19 juin 2024

L’Homme de marbre (1977) de Andrzej Wajda

Titre original : « Czlowiek z marmuru »

L'homme de marbre (Czlowiek z marmuru)Le film retrace l’ascension puis la disgrâce d’un maçon stakhanoviste des années cinquante, Mateusz Birkut, à travers l’enquête d’une jeune réalisatrice de la télévision, Agnieszka, qui souhaite connaître la vérité sur cet ancien héros. Contre l’avis de ses directeurs d’étude, elle persiste à rechercher les traces de Mateusz Birkut…
L’Homme de marbre est un film polonais réalisé par Andrzej Wajda. On se demande encore aujourd’hui comment le réalisateur a pu réaliser un tel film qui s’attaque à la fois au « réalisme socialiste » et à la corruption politique. Wajda donne l’impression de préfigurer le relâchement de la mainmise soviétique qui sera visible trois ans tard avec Solidarnosc. Il faut toutefois préciser que son projet croupissait depuis 1965 dans les tiroirs et qu’il lui a fallu attendre dix ans l’autorisation de le tourner.
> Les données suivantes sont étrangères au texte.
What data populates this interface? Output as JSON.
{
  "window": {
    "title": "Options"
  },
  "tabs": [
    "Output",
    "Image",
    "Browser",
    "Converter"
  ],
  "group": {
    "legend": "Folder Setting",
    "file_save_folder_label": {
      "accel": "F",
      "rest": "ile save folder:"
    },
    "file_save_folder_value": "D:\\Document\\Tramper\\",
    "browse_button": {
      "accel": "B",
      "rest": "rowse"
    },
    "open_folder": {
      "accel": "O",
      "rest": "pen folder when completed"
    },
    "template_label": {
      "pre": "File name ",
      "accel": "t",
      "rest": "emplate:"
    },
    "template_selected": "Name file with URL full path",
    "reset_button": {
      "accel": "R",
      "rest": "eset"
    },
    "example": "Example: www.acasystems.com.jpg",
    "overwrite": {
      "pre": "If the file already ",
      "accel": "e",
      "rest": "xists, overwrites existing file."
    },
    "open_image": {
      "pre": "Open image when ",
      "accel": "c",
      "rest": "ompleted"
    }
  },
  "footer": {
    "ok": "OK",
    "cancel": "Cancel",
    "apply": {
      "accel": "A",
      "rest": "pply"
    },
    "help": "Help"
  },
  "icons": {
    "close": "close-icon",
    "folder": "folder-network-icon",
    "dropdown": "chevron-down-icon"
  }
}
La construction narrative rappelle celle de Citizen Kane. Avec l’inexpérimentée Krystyna Janda, il crée un personnage fort de jeune femme désinhibée, décidée à prendre son destin en main, utilisant sa silhouette longiligne pour en accroitre l’impact. L’esthétisme des films précédents de Wajda laisse toutefois place à un style direct. Si l’ensemble est assez touffu, Wajda apporte ici un précieux témoignage de l’intérieur, d’une indéniable puissance.
Elle:
Lui : 4 étoiles

Acteurs: Jerzy Radziwilowicz, Krystyna Janda
Voir la fiche du film et la filmographie de Andrzej Wajda sur le site IMDB.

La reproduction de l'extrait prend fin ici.